Kurulması beklenen Mustafa Sarıgül ve Muharrem İnce’nin partileri henüz oluşmadığı için bir seçim öngörüsünde bulunmak tabiatıyla mümkün değil.

İYİ Parti’de yükseliş devam eder mi?

Meral Akşener’in kararlı duruşunun bir sonucu oy grafiğindeki yükseliş bir kazaya yol açmadıkları sürece devam edecek demektir.

Ancak seçime kadar olan pozisyonlarını bozmaya yönelik ittifaklar arası savaşın bolca yaşanacağı süreci iyi yönetemezse Meral Akşener o şansını yitirebilir.

Yeni kurulan Gelecek ve DEVA Partilerine gelince:

İlk kurulan Gelecek Partisi ilk başta milletin pek ilgisini çekmemişti.

Zaman ilerledikçe Ahmet Davutoğlu ve ekibinin iktidara yönelttiği makul ve seviyeli eleştirilerle karasızların dikkatini çekmeyi başarmış görünüyor.

Ancak onları partisine kazandırmada Ahmet Davutoğlu’nun bundan sonraki süreçte sergileyeceği performans belirleyici olacak.

DEVA Partisi’ne dolayısıyla bir ekonomist olmasıyla Ali Babacan’a duyulan ilgi, alaka ilk başlarda Davutoğlu’ndan daha fazlaydı.

Ancak ilk kuruluşun ardından ortaya koyduğu tutukluk hali ve buna bağlı tekrarlar Babacan’ı uzun süre yerinde saydırdı.

Son zamanlardaki kur artışında sergilediği performansla tekrar dikkatleri üzerine çekmeyi başarabildi.

Fakat henüz seçmenin tartısından geçmiş tam not almış değil ama ekonomi çevrelerinin ve gençlerin rol modeli olmada Ali Babacan’ın bütün liderlerin önünde olduğu da bir gerçek.
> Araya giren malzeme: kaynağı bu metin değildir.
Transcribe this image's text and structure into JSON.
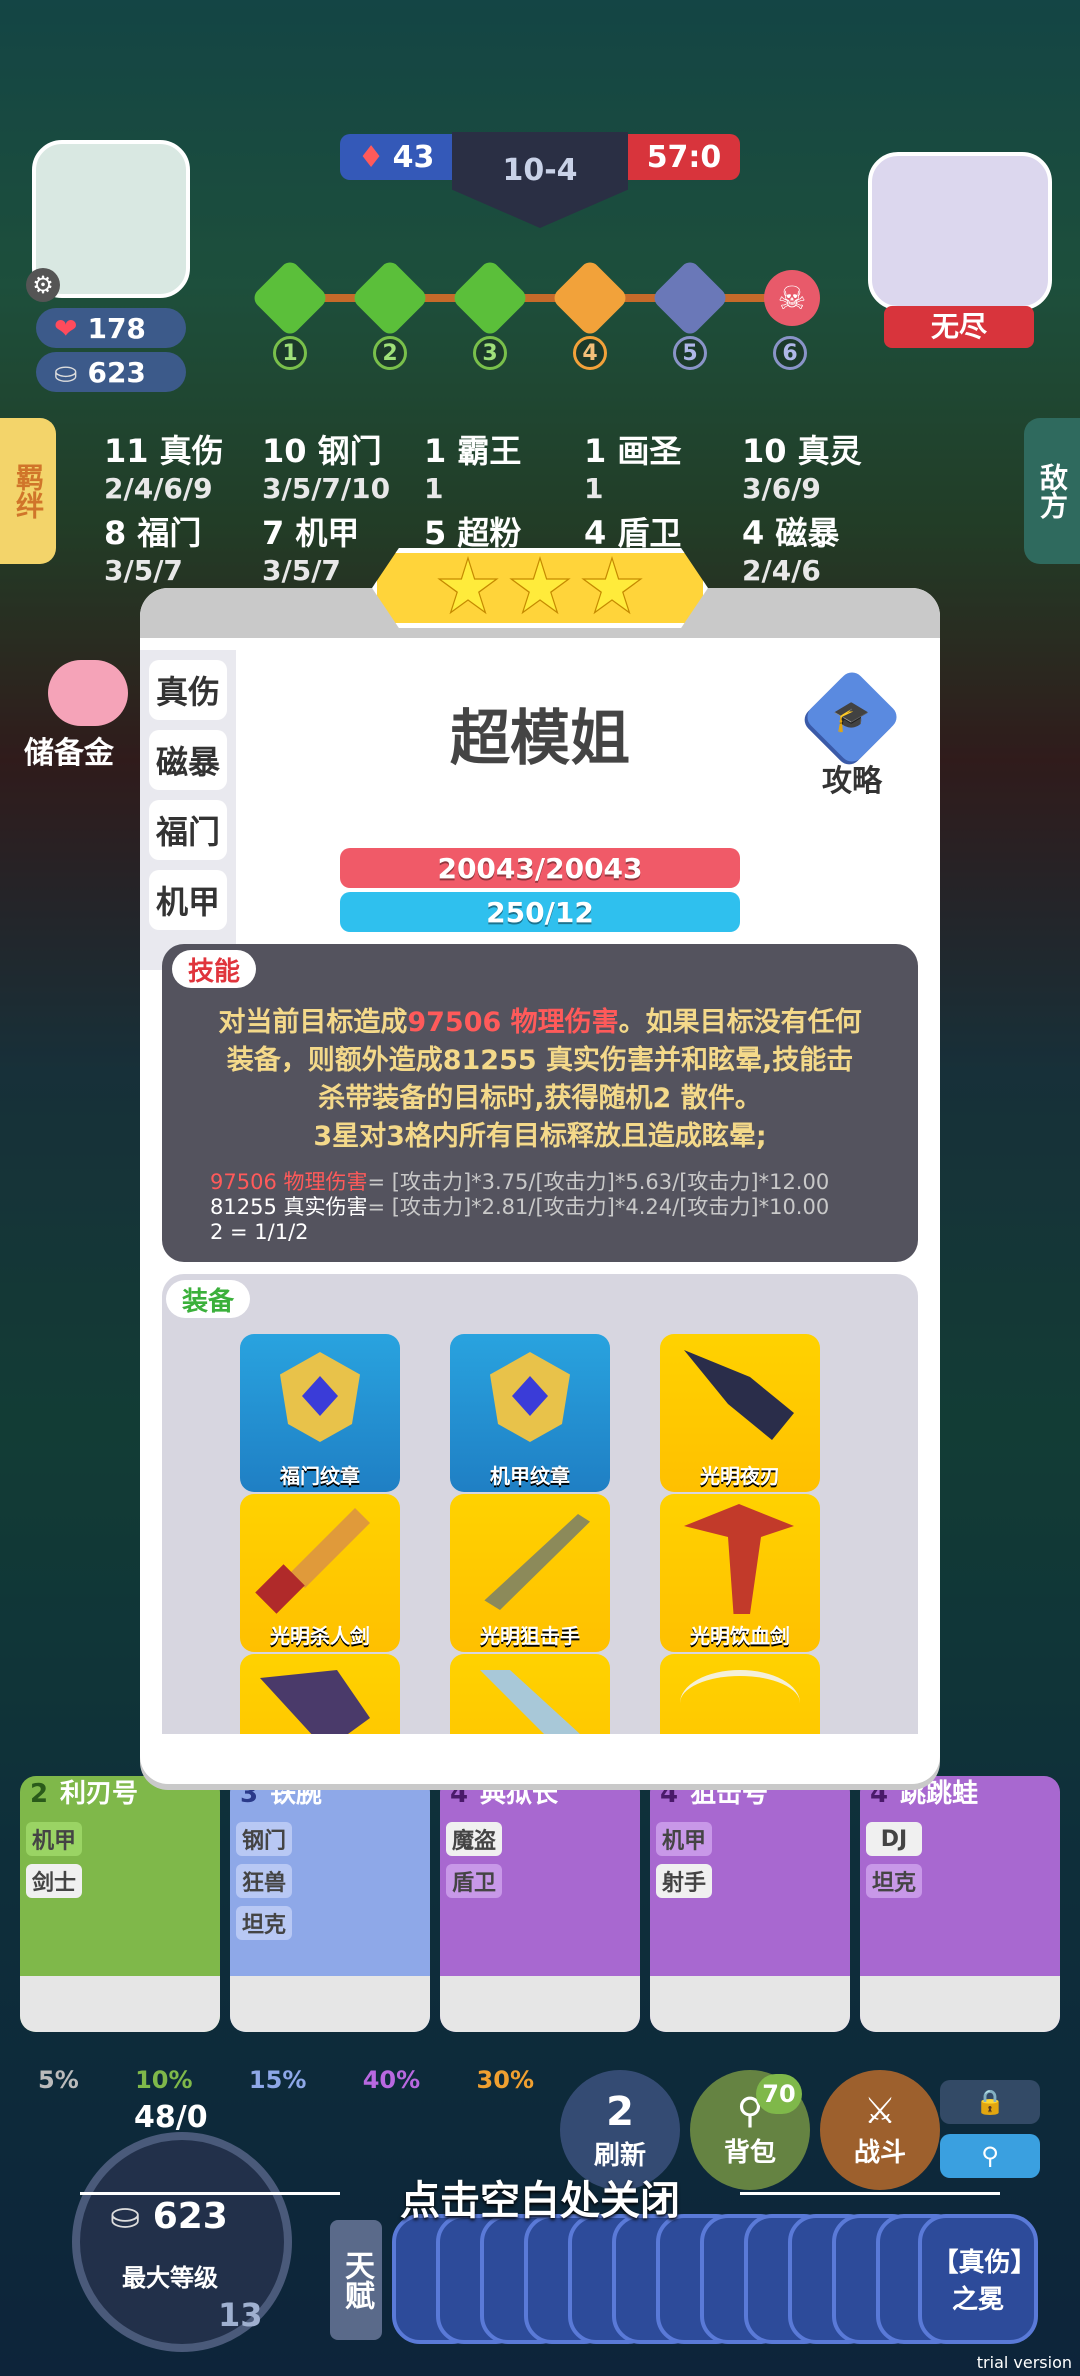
{
  "hud": {
    "hp": "178",
    "gold": "623",
    "left_score": "43",
    "round": "10-4",
    "right_score": "57:0",
    "opponent_name": "无尽",
    "stages": [
      "1",
      "2",
      "3",
      "4",
      "5",
      "6"
    ]
  },
  "left_tab": "羁绊",
  "right_tab": "敌方",
  "savings_label": "储备金",
  "traits": [
    {
      "name": "11 真伤",
      "tiers": "2/4/6/9"
    },
    {
      "name": "10 钢门",
      "tiers": "3/5/7/10"
    },
    {
      "name": "1 霸王",
      "tiers": "1"
    },
    {
      "name": "1 画圣",
      "tiers": "1"
    },
    {
      "name": "10 真灵",
      "tiers": "3/6/9"
    },
    {
      "name": "8 福门",
      "tiers": "3/5/7"
    },
    {
      "name": "7 机甲",
      "tiers": "3/5/7"
    },
    {
      "name": "5 超粉",
      "tiers": ""
    },
    {
      "name": "4 盾卫",
      "tiers": ""
    },
    {
      "name": "4 磁暴",
      "tiers": "2/4/6"
    }
  ],
  "modal": {
    "stars": 3,
    "side_tabs": [
      "真伤",
      "磁暴",
      "福门",
      "机甲"
    ],
    "hero_name": "超模姐",
    "guide_label": "攻略",
    "hp_bar": "20043/20043",
    "mana_bar": "250/12",
    "skill_tag": "技能",
    "skill_line1_a": "对当前目标造成",
    "skill_line1_dmg": "97506 物理伤害",
    "skill_line1_b": "。如果目标没有任何",
    "skill_line2": "装备，则额外造成81255 真实伤害并和眩晕,技能击",
    "skill_line3": "杀带装备的目标时,获得随机2 散件。",
    "skill_line4": "3星对3格内所有目标释放且造成眩晕;",
    "formula1_a": "97506 物理伤害",
    "formula1_b": "= [攻击力]*3.75/[攻击力]*5.63/[攻击力]*12.00",
    "formula2_a": "81255 真实伤害",
    "formula2_b": "= [攻击力]*2.81/[攻击力]*4.24/[攻击力]*10.00",
    "formula3": "2 = 1/1/2",
    "equip_tag": "装备",
    "equipment": [
      {
        "label": "福门纹章",
        "icon": "badge-icon",
        "color": "blue"
      },
      {
        "label": "机甲纹章",
        "icon": "badge-icon",
        "color": "blue"
      },
      {
        "label": "光明夜刃",
        "icon": "dagger-icon",
        "color": "yellow"
      },
      {
        "label": "光明杀人剑",
        "icon": "sword-icon",
        "color": "yellow"
      },
      {
        "label": "光明狙击手",
        "icon": "rifle-icon",
        "color": "yellow"
      },
      {
        "label": "光明饮血剑",
        "icon": "scythe-icon",
        "color": "yellow"
      },
      {
        "label": "",
        "icon": "claw-icon",
        "color": "yellow"
      },
      {
        "label": "",
        "icon": "blade-icon",
        "color": "yellow"
      },
      {
        "label": "",
        "icon": "bow-icon",
        "color": "yellow"
      }
    ]
  },
  "shop": [
    {
      "cost": "2",
      "name": "利刃号",
      "tags": [
        "机甲",
        "剑士"
      ],
      "color": "#8bc34a"
    },
    {
      "cost": "3",
      "name": "铁腕",
      "tags": [
        "钢门",
        "狂兽",
        "坦克"
      ],
      "color": "#9bb7ff"
    },
    {
      "cost": "4",
      "name": "典狱长",
      "tags": [
        "魔盗",
        "盾卫"
      ],
      "color": "#b06ad8"
    },
    {
      "cost": "4",
      "name": "狙击号",
      "tags": [
        "机甲",
        "射手"
      ],
      "color": "#b06ad8"
    },
    {
      "cost": "4",
      "name": "跳跳蛙",
      "tags": [
        "DJ",
        "坦克"
      ],
      "color": "#b06ad8"
    }
  ],
  "odds": [
    "5%",
    "10%",
    "15%",
    "40%",
    "30%"
  ],
  "bottom": {
    "xp": "48/0",
    "gold": "623",
    "level_label": "最大等级",
    "level": "13",
    "refresh_cost": "2",
    "refresh_label": "刷新",
    "bag_count": "70",
    "bag_label": "背包",
    "battle_label": "战斗",
    "talent_label": "天赋",
    "talent_last": "【真伤】之冕"
  },
  "close_hint": "点击空白处关闭",
  "watermark": "trial version"
}
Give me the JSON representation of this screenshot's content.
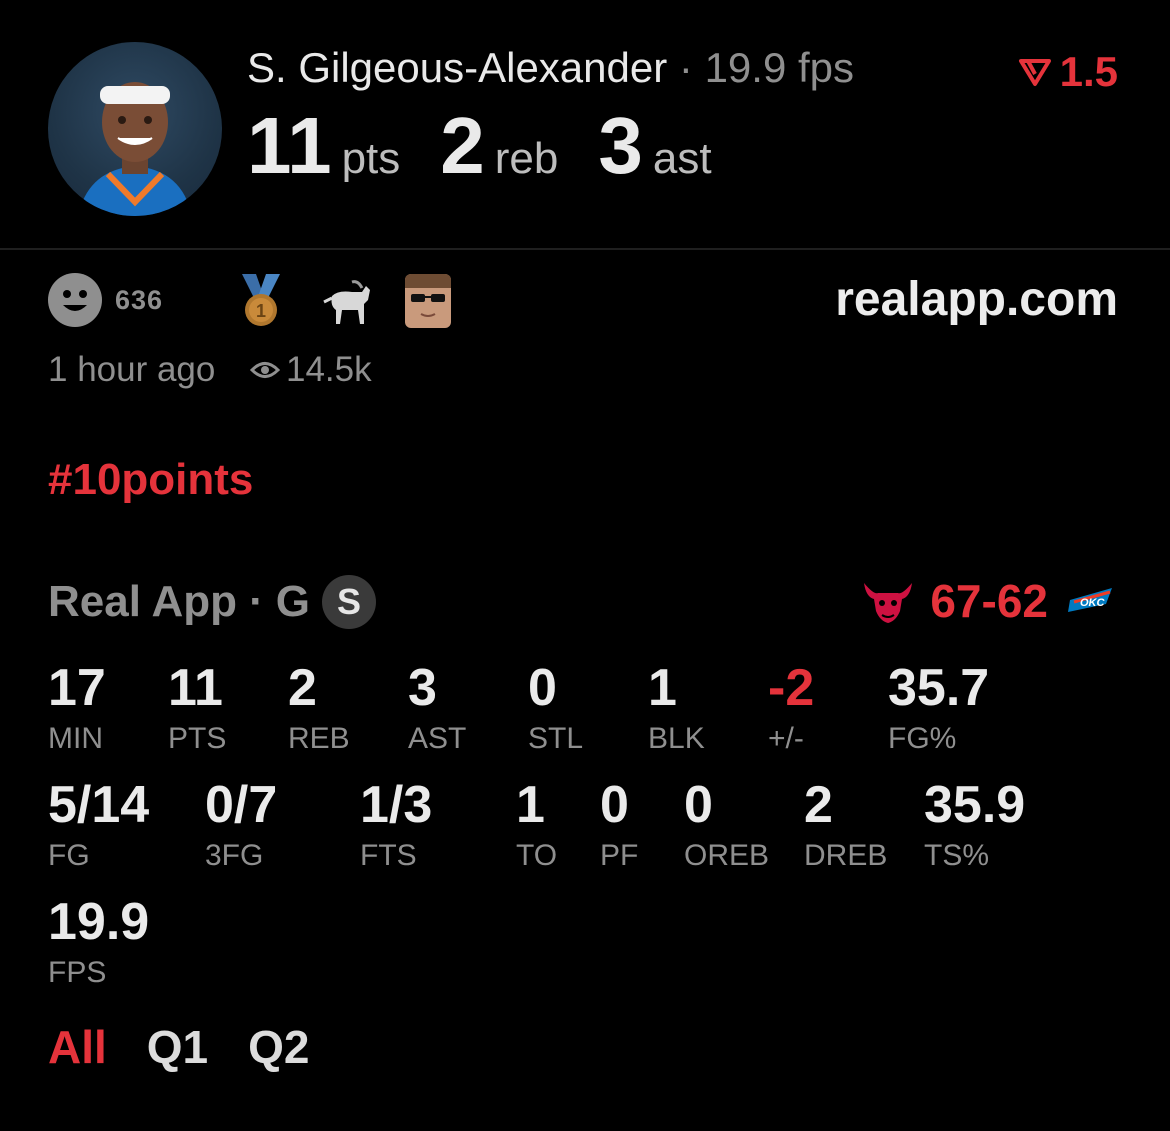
{
  "header": {
    "player_name": "S. Gilgeous-Alexander",
    "separator": "·",
    "fps_text": "19.9 fps",
    "delta": "1.5",
    "big_stats": [
      {
        "value": "11",
        "unit": "pts"
      },
      {
        "value": "2",
        "unit": "reb"
      },
      {
        "value": "3",
        "unit": "ast"
      }
    ]
  },
  "reactions": {
    "count": "636",
    "site": "realapp.com",
    "time": "1 hour ago",
    "views": "14.5k"
  },
  "hashtag": "#10points",
  "game": {
    "league": "Real App",
    "separator": "·",
    "position": "G",
    "badge": "S",
    "score_home": "67",
    "score_dash": "-",
    "score_away": "62"
  },
  "stats": [
    {
      "v": "17",
      "l": "MIN"
    },
    {
      "v": "11",
      "l": "PTS"
    },
    {
      "v": "2",
      "l": "REB"
    },
    {
      "v": "3",
      "l": "AST"
    },
    {
      "v": "0",
      "l": "STL"
    },
    {
      "v": "1",
      "l": "BLK"
    },
    {
      "v": "-2",
      "l": "+/-"
    },
    {
      "v": "35.7",
      "l": "FG%"
    },
    {
      "v": "5/14",
      "l": "FG"
    },
    {
      "v": "0/7",
      "l": "3FG"
    },
    {
      "v": "1/3",
      "l": "FTS"
    },
    {
      "v": "1",
      "l": "TO"
    },
    {
      "v": "0",
      "l": "PF"
    },
    {
      "v": "0",
      "l": "OREB"
    },
    {
      "v": "2",
      "l": "DREB"
    },
    {
      "v": "35.9",
      "l": "TS%"
    },
    {
      "v": "19.9",
      "l": "FPS"
    }
  ],
  "tabs": [
    "All",
    "Q1",
    "Q2"
  ],
  "colors": {
    "accent_red": "#e5333b",
    "muted": "#8f8f8f",
    "background": "#000000"
  }
}
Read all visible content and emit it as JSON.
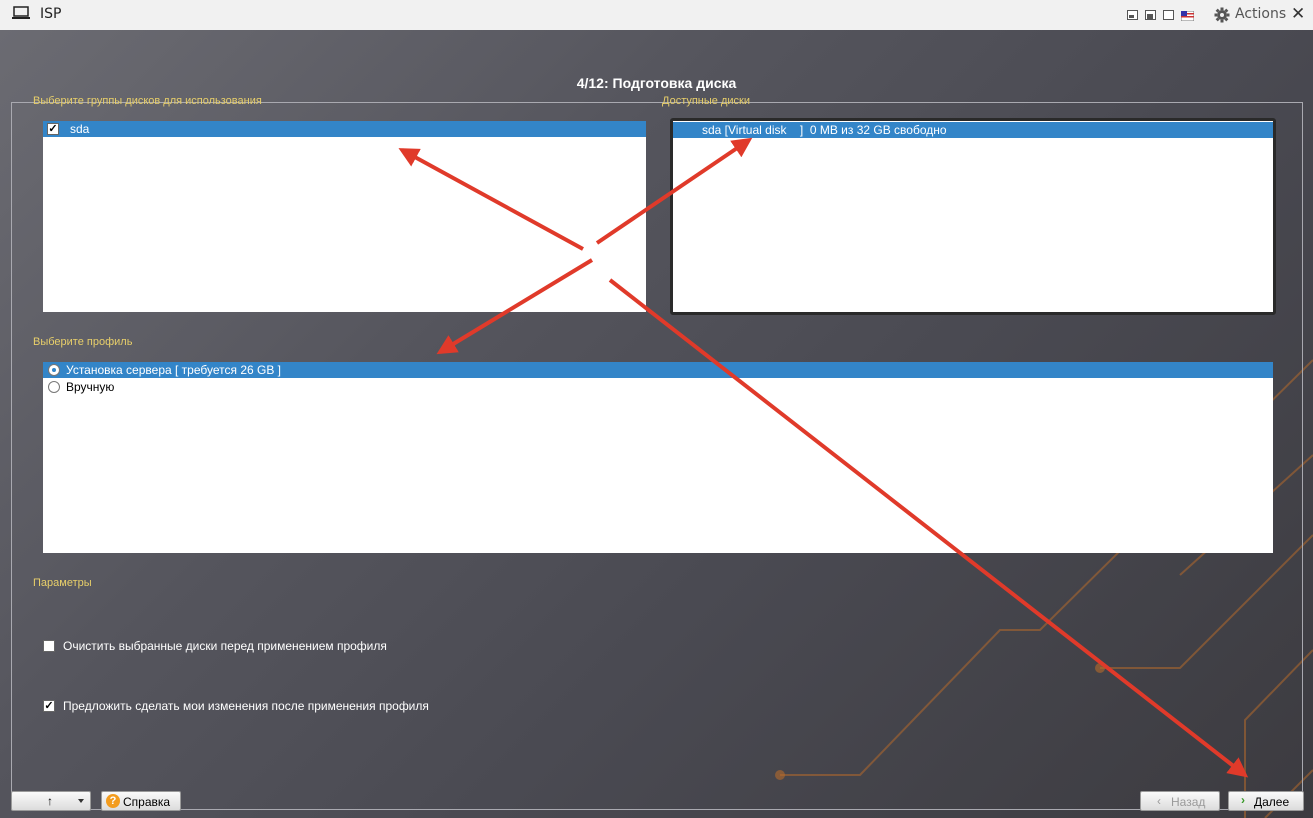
{
  "window": {
    "title": "ISP",
    "actions_label": "Actions",
    "close_glyph": "✕",
    "app_icon": "laptop-icon"
  },
  "wizard": {
    "step_title": "4/12: Подготовка диска",
    "disk_groups": {
      "label": "Выберите группы дисков для использования",
      "items": [
        {
          "name": "sda",
          "checked": true
        }
      ]
    },
    "available_disks": {
      "label": "Доступные диски",
      "items": [
        {
          "text": "sda [Virtual disk    ]  0 MB из 32 GB свободно"
        }
      ]
    },
    "profile": {
      "label": "Выберите профиль",
      "options": [
        {
          "text": "Установка сервера [ требуется 26 GB ]",
          "selected": true
        },
        {
          "text": "Вручную",
          "selected": false
        }
      ]
    },
    "params": {
      "label": "Параметры",
      "options": [
        {
          "text": "Очистить выбранные диски перед применением профиля",
          "checked": false
        },
        {
          "text": "Предложить сделать мои изменения после применения профиля",
          "checked": true
        }
      ]
    }
  },
  "footer": {
    "up_glyph": "↑",
    "help_label": "Справка",
    "back_label": "Назад",
    "next_label": "Далее"
  },
  "colors": {
    "accent": "#3385c8",
    "section_label": "#e8cf6a",
    "annotation_arrow": "#e03a2a"
  }
}
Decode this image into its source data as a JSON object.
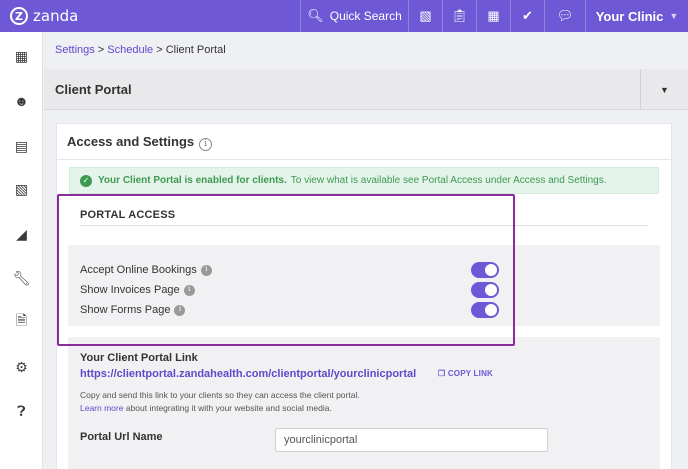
{
  "topbar": {
    "logo_text": "zanda",
    "search_label": "Quick Search",
    "clinic_label": "Your Clinic",
    "accent_color": "#6e58d6",
    "icons": [
      "bar-chart-icon",
      "clipboard-icon",
      "calendar-icon",
      "check-circle-icon",
      "chat-icon"
    ]
  },
  "sidebar": {
    "icons": [
      "calendar-icon",
      "users-icon",
      "id-card-icon",
      "bar-chart-icon",
      "line-chart-icon",
      "wrench-icon",
      "document-icon",
      "gear-icon",
      "help-icon"
    ]
  },
  "breadcrumb": {
    "settings": "Settings",
    "sep1": " > ",
    "schedule": "Schedule",
    "sep2": " > ",
    "current": "Client Portal"
  },
  "header": {
    "title": "Client Portal"
  },
  "card": {
    "title": "Access and Settings",
    "alert_bold": "Your Client Portal is enabled for clients.",
    "alert_text": "To view what is available see Portal Access under Access and Settings.",
    "section_title": "PORTAL ACCESS",
    "toggles": [
      {
        "label": "Accept Online Bookings",
        "on": true
      },
      {
        "label": "Show Invoices Page",
        "on": true
      },
      {
        "label": "Show Forms Page",
        "on": true
      }
    ],
    "link": {
      "title": "Your Client Portal Link",
      "url": "https://clientportal.zandahealth.com/clientportal/yourclinicportal",
      "copy_label": "COPY LINK",
      "desc1": "Copy and send this link to your clients so they can access the client portal.",
      "learn_more": "Learn more",
      "desc2_rest": " about integrating it with your website and social media.",
      "url_name_label": "Portal Url Name",
      "url_name_value": "yourclinicportal"
    }
  }
}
Onun bu özelliği içinden geçmekte olduğumuz ekonomik darboğazın da yapacağı katkı sonucu onu ve partisi DEVA’yı olası bir seçimde oluşacak dip dalgada öne çıkarıyor.

Yalnız bunları söylerken insanların rıza ölçüleri hakkında bir gerçeğin de yeri gelmişken altını çizmek gerekiyor.

“İnsanların bilinçdışı tarafından yönetilen hislerinin bilinçli rasyonel davranışlarından daha belirleyici olabileceğini ortaya koyuyor.

Bu anlamda siyaset de hislerin yönetilmesi ve yönlendirilmesi mesaisi olarak tanımlanıyor.

Hisler bireylerden kitlelere geçildiğinde çok daha etkili bir amil olarak ortaya çıkıyor.

Büyük hedefler, büyük idealler, büyük haklılık duyguları bireylerin ve kitlelerin somut, maddi ihtiyaçlarının önüne geçebiliyor.

Bu yıllar, on yıllar boyunca devam edebiliyor”.(Alper Görmüş, Serbestiyet,08.10.2020)

Yani yoğurda dönüştüğünü görmeden süte yoğurt dememek gerekiyor.